Take Me To Your Leader

Image courtesy of Travis S. via flickr

Image courtesy of Travis S. via flickr

I have never wanted to be a leader. Unfortunately, despite my best efforts to the contrary, I find myself in that position quite often. I distinctly recall the first time anyone ever accused me of actually holding sway over a group of people. I was very young at the time, probably around 12, and in they very stereotypical fashion of that particular age bracket my group of friends had decided that it was time to ostracize one of our own. I honestly could not tell you what it was that he did at the time. Frankly, I am not sure he actually did anything. I think it was just one of those situations where we were experimenting with social structure and power and he was the guinea pig of the moment.

At some point our friend must have told his parents about what was going on and how badly it was hurting him, because a few days into this whole experience I found myself sitting at my kitchen table with his Mother.

She had come over to have a conversation with me about what we were doing to her son, and to ask me to put a stop to it. I professed my innocence, or at least lack of sole responsibility, and claimed that there was nothing I could do. I’ll never forget how she looked at me over her glasses like I was a complete idiot, and told me in no uncertain terms that these boys listened to me. That they followed me. That they did what I told them to do, and that if I wanted to I could put a stop to her son’s pain just by telling the rest of our crew to cut the shit.

So I did.

And they listened.

Now I’m not sure if she actually believed what she said that day. Did she detect some sort of inherent, untapped leadership potential in me that she latched on to in order to achieve her goals, or did she just know that I was the only kid in the neighborhood with a computer and thus held the keys to the then unheard-of kingdom of video gaming at home? In any case, for the next few years after that I assumed the unofficial role of the leader of our nerdy little gang. I would be lying through my teeth if I said I didn’t let it go to my head. The adults in my life soon began referring to me as Tom Sawyer, because I used my newly acquired status to get my friends to help me do all my chores around the house in exchange for staying in my good graces. I’m not proud of that fact, but there’s a lot of things I did in my formative years that I’m not exactly proud of. I’m fairly confident I’m not alone in that, either. Teenagers are, on the whole, horrible people and should generally be kept in cages far away from the rest of the human race until they evolve to the point where they can interact with the general populace without causing constant headaches.

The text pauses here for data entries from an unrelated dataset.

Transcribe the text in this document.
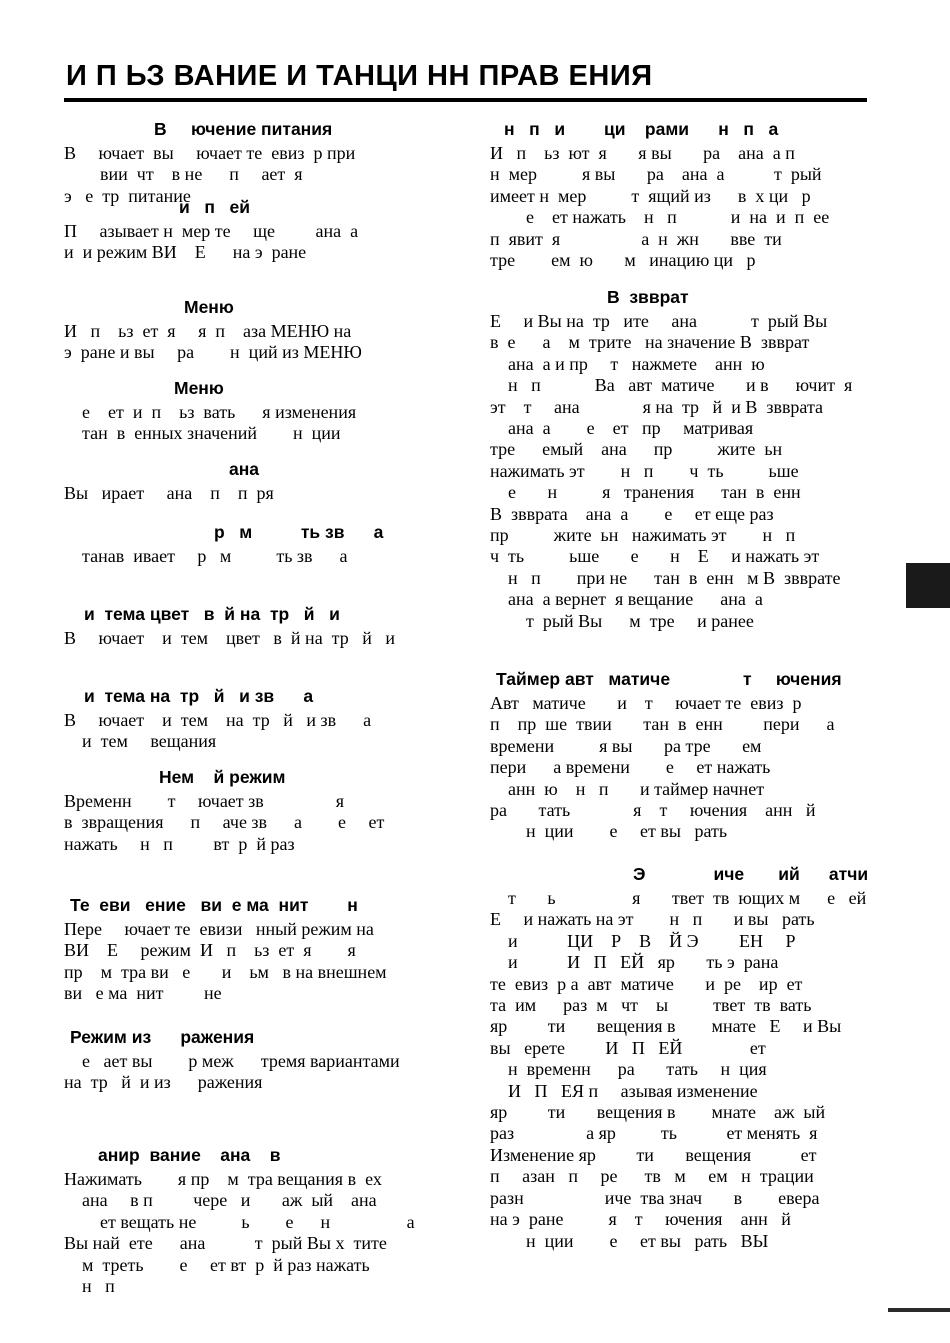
И П ЬЗ ВАНИЕ И ТАНЦИ НН ПРАВ ЕНИЯ
В     ючение питания
В     ючает  вы     ючает те  евиз  р при
вии  чт    в не      п     ает  я
э   е  тр  питание
и   п   ей
П     азывает н  мер те     ще         ана  а
и  и режим ВИ    Е      на э  ране
Меню
И   п    ьз  ет  я     я  п    аза МЕНЮ на
э  ране и вы     ра        н  ций из МЕНЮ
Меню
е    ет  и  п    ьз  вать      я изменения
тан  в  енных значений        н  ции
ана
Вы   ирает     ана    п    п  ря
р   м          ть зв      а
танав  ивает     р   м          ть зв      а
и  тема цвет   в  й на  тр   й   и
В     ючает    и  тем    цвет   в  й на  тр   й   и
и  тема на  тр   й   и зв      а
В     ючает    и  тем    на  тр   й   и зв      а
и  тем     вещания
Нем    й режим
Временн        т     ючает зв                я
в  звращения      п     аче зв      а        е     ет
нажать     н   п         вт  р  й раз
Те  еви   ение   ви  е ма  нит        н
Пере     ючает те  евизи   нный режим на
ВИ    Е     режим  И   п    ьз  ет  я        я
пр    м  тра ви   е       и    ьм   в на внешнем
ви   е ма  нит         не
Режим из      ражения
е   ает вы        р меж      тремя вариантами
на  тр   й  и из      ражения
анир  вание    ана    в
Нажимать        я пр    м  тра вещания в  ех
ана     в п         чере   и       аж  ый    ана
ет вещать не          ь        е      н                 а
Вы най  ете      ана           т  рый Вы х  тите
м  треть        е     ет вт  р  й раз нажать
н   п
н   п   и        ци    рами      н   п   а
И   п    ьз  ют  я       я вы       ра    ана  а п
н  мер          я вы       ра    ана  а           т  рый
имеет н  мер          т  ящий из      в  х ци   р
е    ет нажать    н   п            и  на  и  п  ее
п  явит  я                  а  н  жн       вве  ти
тре        ем  ю       м   инацию ци   р
В  звврат
Е     и Вы на  тр   ите     ана            т  рый Вы
в  е      а    м  трите   на значение В  звврат
ана  а и пр     т   нажмете    анн  ю
н   п            Ва   авт  матиче       и в      ючит  я
эт    т     ана              я на  тр   й  и В  звврата
ана  а        е    ет   пр     матривая
тре      емый    ана      пр          жите  ьн
нажимать эт        н   п        ч  ть          ьше
е       н          я   транения      тан  в  енн
В  звврата    ана  а        е     ет еще раз
пр          жите  ьн   нажимать эт        н   п
ч  ть          ьше       е       н    Е     и нажать эт
н   п        при не      тан  в  енн   м В  звврате
ана  а вернет  я вещание      ана  а
т  рый Вы      м  тре     и ранее
Таймер авт   матиче               т     ючения
Авт   матиче       и    т     ючает те  евиз  р
п    пр  ше  твии       тан  в  енн         пери      а
времени          я вы       ра тре       ем
пери      а времени        е     ет нажать
анн  ю    н   п       и таймер начнет
ра       тать              я    т     ючения    анн   й
н  ции        е     ет вы   рать
Э              иче       ий      атчи
т       ь                 я       твет  тв  ющих м      е   ей
Е     и нажать на эт        н   п       и вы   рать
и           ЦИ    Р    В    Й Э         ЕН     Р
и           И   П   ЕЙ   яр       ть э  рана
те  евиз  р а  авт  матиче       и  ре    ир  ет
та  им      раз  м   чт    ы          твет  тв  вать
яр         ти       вещения в        мнате   Е     и Вы
вы   ерете         И   П   ЕЙ               ет
н  временн      ра       тать     н  ция
И   П   ЕЯ п     азывая изменение
яр         ти       вещения в        мнате    аж  ый
раз                а яр          ть           ет менять  я
Изменение яр         ти       вещения           ет
п     азан   п     ре      тв   м     ем   н  трации
разн                  иче  тва знач       в        евера
на э  ране          я    т     ючения    анн   й
н  ции        е     ет вы   рать   ВЫ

Now one might think that having experienced that kind of power and influence in my formative years that I would have pursued the whole leadership thing, but I never really had a desire to do so. Leadership is a hell of a lot of work and responsibility, and it takes a certain type of personality to want to take all of that on. I’m just not that type of guy. The problem is that I am the type of guy who sees when there isn’t a clear leader in a situation, or that the current leadership is steering the ship in the wrong direction. When that happens?  I step up.  If there is anything I hate more than taking on responsibility I don’t want to, it is seeing that problems have solutions and being frustrated that someone in a position of power isn’t implementing them.

This gets me in trouble often. Well, trouble is relative I suppose. It gets me put in charge. It happens in my personal and professional life. I spent several years as a Guild Leader in World of Warcraft, despite just wanting to play the game in peace, because I couldn’t keep my mouth shut when I saw ways in which our guild could achieve their goals. That experience led me to become one of the Assistant Directors for the Video Game track at Dragon Con (when, really, all I wanted to do was spend a few days surrounded by my fellow geeks, getting drunk, and generally having no responsibilities whatsoever). When I was working for Staples back in the 90’s I was promoted to manager shortly after going full-time when all I really wanted to do was sell computers. They, apparently, saw something in me that I wasn’t even trying to show and pushed the title on me. Even my current position, as manager of a small team of web developers, was one I fell into rather than one I pursued. I just wanted to write code.

Apparently however, despite my best efforts to direct my life in a different direction, I keep ending up in leadership positions. If I continue on my current career and educational path, I may even end up in a C-level position at some point before I retire. As the Baby Boomers start to leave the workforce more and more of us in Generation X are going to find ourselves in those kind of roles, and it’s a bit hard to get my head around. I mean, we were supposed to be the slacker generation. Who thought that one day we’d actually be in charge?

And yet, here we are. Here I am. Struggling to find an identity as a corporate leader without becoming just another carbon copy of those who came before me. Hiding my tattoos with long-sleeved shirts and closing my office door so I can blare Social Distortion between meetings. Watching others like me do the same, and feeling all along that I’m not THAT old. That I can’t really be in this position. That it’s all just some big joke and I’m not REALLY in my 40’s.

I guess we all have to grow up sometime.